Garland Harrow said, “I don’t like SOLs, but they are the best measure of where we are and what teachers and students are doing. There has got to be a balance in teaching with SOLs and the ABCs of learning, so students know how to analyze problems and figure solutions.”
Moderator John Koedel asked what role the federal government has in education.
Shores answered that the state regulates education, but federal dollars help support it. “If you take federal and state funds, you must have accountability.”
Goforth said the federal government “guarantees the rights of certain individuals.” Before the federal government got involved, handicapped children were not allowed to attend public schools, he noted.
Jerry McMurtrie asked how good teachers can be recruited when Middlesex has a reputation of paying less than other counties.
Goforth noted Mathews County teacher salaries are lower than in Middlesex, but added, “We are one of the lowest.” He said Middlesex has a “young and talented administrative staff and the superintendent actively recruits teachers.”
Teacher layoff in some areas is a benefit to Middlesex, and this year teachers came to Middlesex from Wyoming and Arizona, said Goforth. “This is the first year in the past two or three that we’ve had a full math department at the high school.”

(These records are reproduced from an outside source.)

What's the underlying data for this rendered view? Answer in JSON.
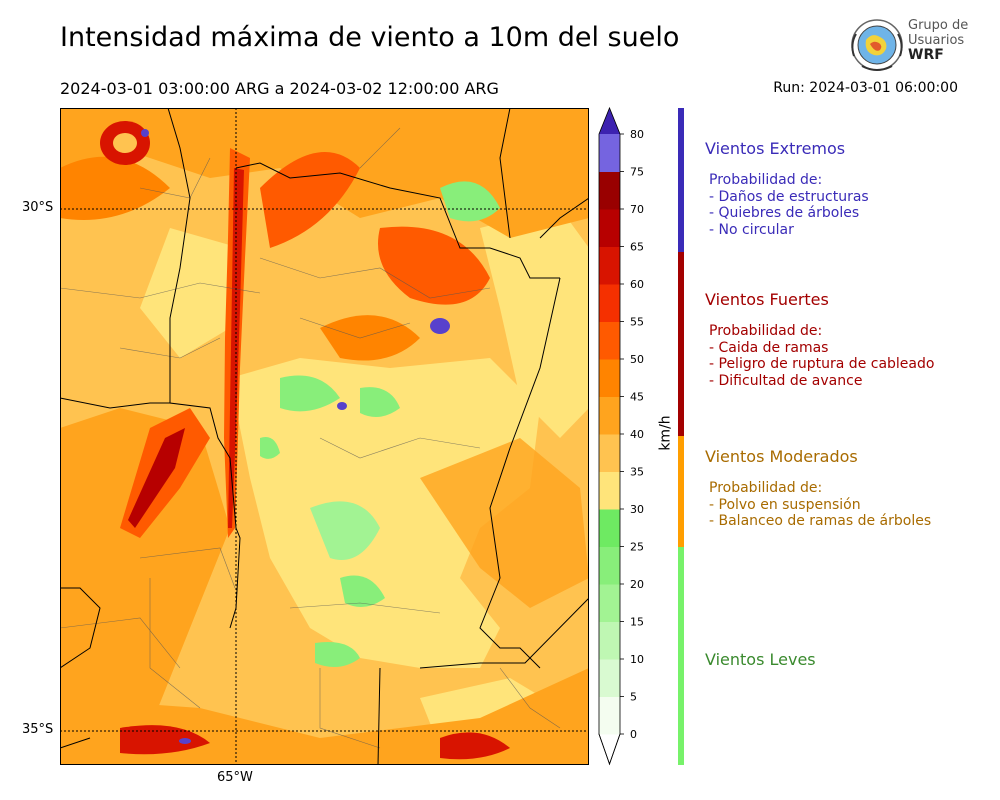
{
  "header": {
    "title": "Intensidad máxima de viento a 10m del suelo",
    "period": "2024-03-01 03:00:00 ARG  a  2024-03-02 12:00:00 ARG",
    "run": "Run: 2024-03-01 06:00:00"
  },
  "logo": {
    "line1": "Grupo de",
    "line2": "Usuarios",
    "line3": "WRF"
  },
  "map": {
    "lat_labels": [
      "30°S",
      "35°S"
    ],
    "lon_labels": [
      "65°W"
    ]
  },
  "colorbar": {
    "unit": "km/h",
    "ticks": [
      "0",
      "5",
      "10",
      "15",
      "20",
      "25",
      "30",
      "35",
      "40",
      "45",
      "50",
      "55",
      "60",
      "65",
      "70",
      "75",
      "80"
    ],
    "colors": [
      "#f4fdf0",
      "#d9fad1",
      "#bff7b3",
      "#a2f393",
      "#88ee7a",
      "#6eea62",
      "#ffe47a",
      "#ffc350",
      "#ffa41e",
      "#ff8400",
      "#ff5a00",
      "#f53000",
      "#d81400",
      "#b70000",
      "#990000",
      "#7564e0",
      "#5841cc",
      "#3d22b0"
    ]
  },
  "categories": [
    {
      "title": "Vientos Extremos",
      "color": "#3a2bb8",
      "bar": "#3a2bb8",
      "lines": [
        "Probabilidad de:",
        "- Daños de estructuras",
        "- Quiebres de árboles",
        "- No circular"
      ]
    },
    {
      "title": "Vientos Fuertes",
      "color": "#a30000",
      "bar": "#a30000",
      "lines": [
        "Probabilidad de:",
        "- Caida de ramas",
        "- Peligro de ruptura de cableado",
        "- Dificultad de avance"
      ]
    },
    {
      "title": "Vientos Moderados",
      "color": "#a86b00",
      "bar": "#ff9e00",
      "lines": [
        "Probabilidad de:",
        "- Polvo en suspensión",
        "- Balanceo de ramas de árboles"
      ]
    },
    {
      "title": "Vientos Leves",
      "color": "#3a8a2e",
      "bar": "#77f26a",
      "lines": []
    }
  ]
}
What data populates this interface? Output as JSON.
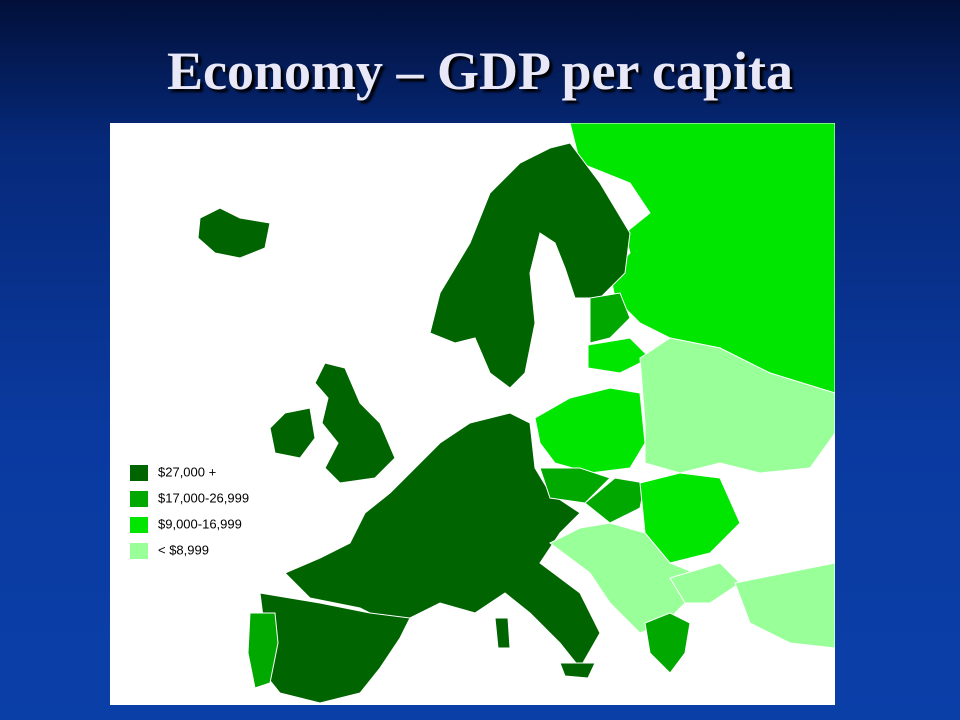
{
  "title": "Economy – GDP per capita",
  "legend": {
    "items": [
      {
        "label": "$27,000 +",
        "color": "#006400"
      },
      {
        "label": "$17,000-26,999",
        "color": "#00a800"
      },
      {
        "label": "$9,000-16,999",
        "color": "#00e600"
      },
      {
        "label": "< $8,999",
        "color": "#99ff99"
      }
    ]
  }
}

In closing, Harrow said, “There are ways to tighten the budget and still achieve the level of education that we now have. Education should be the number one priority and the rest comes second.”
Harrow said that with better schools the county “would be a better place to live.”
Goforth said the most recent budget was cut by $500,000 and there was a 25% increase in health insurance costs. The school board held meetings in every district to get citizen input. “We tried our best,” he said. “We are not going to cut anything that affects the kids.”
Shores said the school board and board of supervisors need to work together. He added that an athletic facility is needed at MHS and that plan should move forward.